Published August 16, 2013
Dear Retirement Adviser,
We are parents of a bright 14-year-old. We're older than most parents with high school students. I am 62 years old and my wife is 54. Our annual household income totals $103,000. Some of this comes from my Social Security check. I work part time and my wife works full time.
In 2005, we paid $366,000 for our home and used most of our life savings for the down payment of $316,000. Our home's appraised value today is $293,000. Except for our small mortgage, we have no debt. Our cash savings is invested in certificates of deposit totaling $132,000, which we hope to put toward our son's college tuition in four years. We have no other assets or retirement savings. I am very risk-averse. Should we make our top financial planning priority retirement or college financing?

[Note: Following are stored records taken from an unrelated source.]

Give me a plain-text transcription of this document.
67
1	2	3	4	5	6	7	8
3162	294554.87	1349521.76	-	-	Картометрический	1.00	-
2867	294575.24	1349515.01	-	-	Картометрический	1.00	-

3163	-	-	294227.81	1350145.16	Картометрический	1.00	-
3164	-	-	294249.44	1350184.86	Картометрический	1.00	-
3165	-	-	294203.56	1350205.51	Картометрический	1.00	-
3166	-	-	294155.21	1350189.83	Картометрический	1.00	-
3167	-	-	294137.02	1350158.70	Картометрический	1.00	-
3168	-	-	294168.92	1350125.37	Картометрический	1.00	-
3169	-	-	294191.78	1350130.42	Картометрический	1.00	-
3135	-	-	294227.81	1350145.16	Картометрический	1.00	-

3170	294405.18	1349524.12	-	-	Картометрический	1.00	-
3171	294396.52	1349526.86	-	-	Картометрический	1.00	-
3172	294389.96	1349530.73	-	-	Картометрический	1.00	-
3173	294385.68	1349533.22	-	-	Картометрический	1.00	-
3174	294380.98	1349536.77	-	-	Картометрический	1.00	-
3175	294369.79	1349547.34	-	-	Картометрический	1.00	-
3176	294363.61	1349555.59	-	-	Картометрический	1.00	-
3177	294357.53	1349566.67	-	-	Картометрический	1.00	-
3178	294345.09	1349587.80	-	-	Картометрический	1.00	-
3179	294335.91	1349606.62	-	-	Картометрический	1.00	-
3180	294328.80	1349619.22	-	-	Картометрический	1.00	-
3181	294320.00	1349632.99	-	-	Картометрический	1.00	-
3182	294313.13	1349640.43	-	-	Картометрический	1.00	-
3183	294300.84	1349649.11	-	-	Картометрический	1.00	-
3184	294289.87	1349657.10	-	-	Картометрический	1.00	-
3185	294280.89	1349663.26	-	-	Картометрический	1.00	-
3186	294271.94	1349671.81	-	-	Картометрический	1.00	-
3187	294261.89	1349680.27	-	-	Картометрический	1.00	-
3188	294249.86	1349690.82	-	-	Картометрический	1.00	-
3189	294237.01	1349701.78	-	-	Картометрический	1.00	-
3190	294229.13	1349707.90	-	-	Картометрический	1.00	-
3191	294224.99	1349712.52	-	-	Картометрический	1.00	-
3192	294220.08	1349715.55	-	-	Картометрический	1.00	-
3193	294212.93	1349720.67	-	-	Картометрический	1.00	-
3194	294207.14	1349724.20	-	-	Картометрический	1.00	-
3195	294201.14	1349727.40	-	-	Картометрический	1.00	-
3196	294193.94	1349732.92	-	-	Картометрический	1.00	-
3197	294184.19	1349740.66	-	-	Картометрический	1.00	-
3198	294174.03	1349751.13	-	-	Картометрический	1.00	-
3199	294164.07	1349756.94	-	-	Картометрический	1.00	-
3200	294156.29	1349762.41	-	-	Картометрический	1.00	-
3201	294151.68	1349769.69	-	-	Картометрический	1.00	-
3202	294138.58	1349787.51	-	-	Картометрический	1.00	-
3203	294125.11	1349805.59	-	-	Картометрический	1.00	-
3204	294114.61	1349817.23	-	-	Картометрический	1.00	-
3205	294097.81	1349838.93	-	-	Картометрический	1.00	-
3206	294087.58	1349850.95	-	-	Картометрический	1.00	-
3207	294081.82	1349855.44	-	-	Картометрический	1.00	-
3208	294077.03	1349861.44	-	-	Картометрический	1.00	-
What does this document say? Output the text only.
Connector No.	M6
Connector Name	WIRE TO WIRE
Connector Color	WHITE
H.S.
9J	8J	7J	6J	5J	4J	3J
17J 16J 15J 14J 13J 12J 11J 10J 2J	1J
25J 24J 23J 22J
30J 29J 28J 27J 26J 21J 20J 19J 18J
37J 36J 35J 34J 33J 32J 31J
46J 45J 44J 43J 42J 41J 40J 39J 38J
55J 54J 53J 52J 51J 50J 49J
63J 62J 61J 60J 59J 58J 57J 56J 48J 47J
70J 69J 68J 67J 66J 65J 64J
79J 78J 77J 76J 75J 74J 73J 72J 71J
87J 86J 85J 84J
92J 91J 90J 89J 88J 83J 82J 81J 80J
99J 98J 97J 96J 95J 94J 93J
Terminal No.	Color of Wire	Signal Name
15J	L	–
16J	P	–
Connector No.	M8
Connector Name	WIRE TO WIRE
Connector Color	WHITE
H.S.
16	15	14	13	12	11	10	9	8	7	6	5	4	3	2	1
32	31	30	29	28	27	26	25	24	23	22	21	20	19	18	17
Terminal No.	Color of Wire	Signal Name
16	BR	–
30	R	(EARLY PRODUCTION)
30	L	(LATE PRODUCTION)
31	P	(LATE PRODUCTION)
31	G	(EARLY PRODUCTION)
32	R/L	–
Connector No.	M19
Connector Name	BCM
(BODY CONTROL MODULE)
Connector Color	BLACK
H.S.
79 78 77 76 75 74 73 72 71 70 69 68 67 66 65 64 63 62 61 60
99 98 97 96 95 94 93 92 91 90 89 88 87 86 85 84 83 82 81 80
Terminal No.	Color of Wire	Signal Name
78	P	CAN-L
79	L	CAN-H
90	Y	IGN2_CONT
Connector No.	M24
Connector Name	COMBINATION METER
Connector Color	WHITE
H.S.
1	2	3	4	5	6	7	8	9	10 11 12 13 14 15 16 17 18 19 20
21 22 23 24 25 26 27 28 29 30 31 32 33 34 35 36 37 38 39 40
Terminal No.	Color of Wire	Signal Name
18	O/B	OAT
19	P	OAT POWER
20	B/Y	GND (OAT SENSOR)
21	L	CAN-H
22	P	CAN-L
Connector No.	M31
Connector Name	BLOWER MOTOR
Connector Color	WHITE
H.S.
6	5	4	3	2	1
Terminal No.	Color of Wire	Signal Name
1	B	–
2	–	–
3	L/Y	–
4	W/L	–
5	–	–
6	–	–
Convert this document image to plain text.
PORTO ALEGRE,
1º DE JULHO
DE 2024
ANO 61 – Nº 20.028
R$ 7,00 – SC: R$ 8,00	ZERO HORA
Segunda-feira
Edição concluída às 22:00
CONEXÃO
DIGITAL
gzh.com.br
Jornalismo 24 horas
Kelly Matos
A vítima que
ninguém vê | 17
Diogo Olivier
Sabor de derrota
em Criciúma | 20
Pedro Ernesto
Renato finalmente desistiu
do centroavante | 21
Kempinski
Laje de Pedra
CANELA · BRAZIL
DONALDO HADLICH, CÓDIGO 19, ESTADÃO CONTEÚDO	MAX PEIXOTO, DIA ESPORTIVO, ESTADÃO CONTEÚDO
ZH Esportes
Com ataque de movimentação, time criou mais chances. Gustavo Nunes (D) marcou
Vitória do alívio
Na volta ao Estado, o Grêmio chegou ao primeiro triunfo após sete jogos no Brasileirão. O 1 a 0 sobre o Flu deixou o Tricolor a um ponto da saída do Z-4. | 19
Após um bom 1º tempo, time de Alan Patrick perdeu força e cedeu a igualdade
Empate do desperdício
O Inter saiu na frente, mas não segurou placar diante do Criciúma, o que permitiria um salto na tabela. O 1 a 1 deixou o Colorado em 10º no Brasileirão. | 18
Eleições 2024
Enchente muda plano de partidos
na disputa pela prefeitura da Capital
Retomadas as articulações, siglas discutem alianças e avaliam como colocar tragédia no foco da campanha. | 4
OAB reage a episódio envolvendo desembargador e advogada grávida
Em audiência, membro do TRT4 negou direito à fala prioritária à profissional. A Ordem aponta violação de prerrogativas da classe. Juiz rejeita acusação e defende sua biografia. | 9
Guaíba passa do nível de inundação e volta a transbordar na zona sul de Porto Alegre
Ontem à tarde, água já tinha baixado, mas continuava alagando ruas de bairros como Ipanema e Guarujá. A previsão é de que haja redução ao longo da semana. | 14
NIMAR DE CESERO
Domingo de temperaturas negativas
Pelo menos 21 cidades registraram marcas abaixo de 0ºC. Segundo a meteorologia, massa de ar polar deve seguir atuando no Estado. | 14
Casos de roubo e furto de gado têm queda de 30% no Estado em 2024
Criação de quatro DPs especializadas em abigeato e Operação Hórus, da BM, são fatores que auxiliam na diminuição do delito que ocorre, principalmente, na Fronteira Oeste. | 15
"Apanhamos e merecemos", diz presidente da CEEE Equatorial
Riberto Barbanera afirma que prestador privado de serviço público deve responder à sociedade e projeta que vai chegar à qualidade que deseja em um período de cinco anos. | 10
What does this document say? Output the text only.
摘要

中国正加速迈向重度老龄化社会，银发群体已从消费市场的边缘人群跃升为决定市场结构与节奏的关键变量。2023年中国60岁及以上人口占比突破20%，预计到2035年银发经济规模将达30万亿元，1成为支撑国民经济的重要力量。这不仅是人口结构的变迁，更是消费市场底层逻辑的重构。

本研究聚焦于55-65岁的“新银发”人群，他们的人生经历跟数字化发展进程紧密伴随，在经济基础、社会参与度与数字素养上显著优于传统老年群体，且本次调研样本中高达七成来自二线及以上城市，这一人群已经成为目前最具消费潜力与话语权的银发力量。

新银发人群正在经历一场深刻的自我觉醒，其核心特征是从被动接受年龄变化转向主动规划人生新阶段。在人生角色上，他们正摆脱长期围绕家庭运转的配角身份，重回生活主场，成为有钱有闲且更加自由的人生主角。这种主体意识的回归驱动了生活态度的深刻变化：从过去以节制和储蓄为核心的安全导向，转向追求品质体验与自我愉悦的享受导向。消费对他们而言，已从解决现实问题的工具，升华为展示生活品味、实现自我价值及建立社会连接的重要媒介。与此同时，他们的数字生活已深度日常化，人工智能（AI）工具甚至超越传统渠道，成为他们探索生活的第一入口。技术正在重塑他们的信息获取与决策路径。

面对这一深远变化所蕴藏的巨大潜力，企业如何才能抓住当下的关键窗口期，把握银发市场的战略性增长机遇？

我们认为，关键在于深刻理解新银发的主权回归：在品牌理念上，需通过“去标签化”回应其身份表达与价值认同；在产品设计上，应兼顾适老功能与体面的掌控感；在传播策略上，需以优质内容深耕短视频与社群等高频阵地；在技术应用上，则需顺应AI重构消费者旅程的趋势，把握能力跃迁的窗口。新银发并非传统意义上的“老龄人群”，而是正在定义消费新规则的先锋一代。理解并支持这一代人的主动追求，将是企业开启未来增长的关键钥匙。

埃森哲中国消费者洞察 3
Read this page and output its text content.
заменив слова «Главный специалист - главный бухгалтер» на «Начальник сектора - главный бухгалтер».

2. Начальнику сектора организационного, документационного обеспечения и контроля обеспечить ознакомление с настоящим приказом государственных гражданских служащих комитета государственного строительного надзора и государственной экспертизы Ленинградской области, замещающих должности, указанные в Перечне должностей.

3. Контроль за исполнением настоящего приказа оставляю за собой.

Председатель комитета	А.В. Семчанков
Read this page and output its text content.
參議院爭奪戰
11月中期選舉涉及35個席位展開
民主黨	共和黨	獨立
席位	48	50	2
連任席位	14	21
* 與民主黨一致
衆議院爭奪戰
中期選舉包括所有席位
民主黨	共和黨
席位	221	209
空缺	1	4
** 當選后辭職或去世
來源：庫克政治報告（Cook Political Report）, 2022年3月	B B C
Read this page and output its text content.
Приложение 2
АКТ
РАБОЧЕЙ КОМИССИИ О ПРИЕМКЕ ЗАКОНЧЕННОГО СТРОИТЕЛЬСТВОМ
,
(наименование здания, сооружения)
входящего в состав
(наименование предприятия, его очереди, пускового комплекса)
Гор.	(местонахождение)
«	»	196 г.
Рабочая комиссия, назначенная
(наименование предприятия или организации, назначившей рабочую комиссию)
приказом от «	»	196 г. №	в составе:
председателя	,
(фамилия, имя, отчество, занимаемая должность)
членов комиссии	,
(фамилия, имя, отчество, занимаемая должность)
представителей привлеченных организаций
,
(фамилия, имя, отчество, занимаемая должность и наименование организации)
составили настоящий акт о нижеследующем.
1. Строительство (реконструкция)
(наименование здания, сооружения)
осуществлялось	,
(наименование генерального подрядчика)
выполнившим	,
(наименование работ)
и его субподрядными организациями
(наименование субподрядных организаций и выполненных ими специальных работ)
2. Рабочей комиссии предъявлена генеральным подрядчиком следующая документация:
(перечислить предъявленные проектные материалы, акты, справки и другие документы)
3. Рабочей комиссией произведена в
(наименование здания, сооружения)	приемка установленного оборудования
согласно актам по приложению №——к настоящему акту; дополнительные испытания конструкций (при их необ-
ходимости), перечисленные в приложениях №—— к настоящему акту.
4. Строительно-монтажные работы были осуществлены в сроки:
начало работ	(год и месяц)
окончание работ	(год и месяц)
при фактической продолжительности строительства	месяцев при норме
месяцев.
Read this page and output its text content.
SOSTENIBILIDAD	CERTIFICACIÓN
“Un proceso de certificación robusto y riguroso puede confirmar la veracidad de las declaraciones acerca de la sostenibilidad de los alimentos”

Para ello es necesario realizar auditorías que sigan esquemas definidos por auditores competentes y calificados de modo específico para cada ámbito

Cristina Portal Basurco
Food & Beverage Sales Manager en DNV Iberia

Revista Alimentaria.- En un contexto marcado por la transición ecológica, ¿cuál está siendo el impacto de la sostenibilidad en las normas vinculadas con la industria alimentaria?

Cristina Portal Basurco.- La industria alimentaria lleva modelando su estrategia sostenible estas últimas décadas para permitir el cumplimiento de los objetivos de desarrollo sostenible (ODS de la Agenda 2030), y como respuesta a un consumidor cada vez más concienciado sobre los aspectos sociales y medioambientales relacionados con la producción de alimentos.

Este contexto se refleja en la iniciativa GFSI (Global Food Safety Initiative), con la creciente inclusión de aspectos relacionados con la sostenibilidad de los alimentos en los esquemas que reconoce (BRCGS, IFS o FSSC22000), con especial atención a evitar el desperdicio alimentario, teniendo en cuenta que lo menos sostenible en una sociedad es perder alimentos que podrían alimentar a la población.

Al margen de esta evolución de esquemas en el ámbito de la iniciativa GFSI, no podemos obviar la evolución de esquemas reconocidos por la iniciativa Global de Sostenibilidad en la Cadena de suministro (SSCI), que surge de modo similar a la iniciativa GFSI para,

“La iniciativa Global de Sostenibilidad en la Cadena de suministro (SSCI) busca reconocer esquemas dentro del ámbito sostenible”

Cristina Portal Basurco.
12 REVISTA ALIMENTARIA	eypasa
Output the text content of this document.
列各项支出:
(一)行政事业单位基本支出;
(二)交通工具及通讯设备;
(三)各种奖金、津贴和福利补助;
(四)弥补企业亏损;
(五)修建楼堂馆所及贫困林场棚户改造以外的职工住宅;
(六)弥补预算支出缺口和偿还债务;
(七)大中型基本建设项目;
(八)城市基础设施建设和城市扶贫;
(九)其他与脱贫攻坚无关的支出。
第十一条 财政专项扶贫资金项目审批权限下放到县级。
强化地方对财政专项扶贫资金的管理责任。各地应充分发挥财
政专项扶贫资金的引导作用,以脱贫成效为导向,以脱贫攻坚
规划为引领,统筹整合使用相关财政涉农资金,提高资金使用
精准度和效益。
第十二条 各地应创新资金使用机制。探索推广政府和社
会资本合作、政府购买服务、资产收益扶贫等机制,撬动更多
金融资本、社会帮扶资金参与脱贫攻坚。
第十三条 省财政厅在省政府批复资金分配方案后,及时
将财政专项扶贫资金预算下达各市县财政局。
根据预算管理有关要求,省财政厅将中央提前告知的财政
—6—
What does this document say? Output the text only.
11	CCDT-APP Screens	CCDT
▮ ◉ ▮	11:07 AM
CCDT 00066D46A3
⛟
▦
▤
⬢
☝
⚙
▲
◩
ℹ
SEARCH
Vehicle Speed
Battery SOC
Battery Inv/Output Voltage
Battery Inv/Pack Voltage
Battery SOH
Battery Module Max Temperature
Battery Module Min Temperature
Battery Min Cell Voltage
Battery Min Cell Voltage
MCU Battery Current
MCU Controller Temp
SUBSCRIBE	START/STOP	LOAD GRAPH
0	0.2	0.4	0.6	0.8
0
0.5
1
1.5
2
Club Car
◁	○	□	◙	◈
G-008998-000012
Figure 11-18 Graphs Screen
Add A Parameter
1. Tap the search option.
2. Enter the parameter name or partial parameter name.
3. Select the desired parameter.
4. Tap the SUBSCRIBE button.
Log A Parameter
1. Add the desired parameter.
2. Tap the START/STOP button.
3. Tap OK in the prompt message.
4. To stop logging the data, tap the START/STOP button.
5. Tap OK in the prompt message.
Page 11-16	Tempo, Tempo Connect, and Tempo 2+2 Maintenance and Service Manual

Actually, I'd say you're a pretty big risk-taker.
You're willing to deplete your life savings to pay for your child's college education and hope for the best when it comes to your retirement.
I'd ask that you re-examine why you filed for Social Security at age 62. You took a big financial haircut by filing for benefits so early. If your Social Security check is just a small part of the family's annual income, then why file early?
Since you're 62 and assuming you are within 12 months of receiving your first benefit check, then you have the ability to repay the benefits received so far. You could then withdraw your application for benefits and apply at a later date. Talk to your local Social Security office about the options.
I don't think you can count on your children to provide you with a comfortable retirement. You have to do that for yourself. By going to college, your son is making an investment with the idea that it pays over time through better job opportunities and a higher salary. Using student loans to fund at least part of these costs gives him some skin in the game, and it may motivate him to do better in college.
You need to strike a better balance between funding your son's college costs and funding your retirement. Depleting your savings to pay for college gets him through school debt-free but limits your options in retirement.
A home equity conversion mortgage or reverse mortgage can give you a financial backstop in retirement. You can do that when your wife turns 62.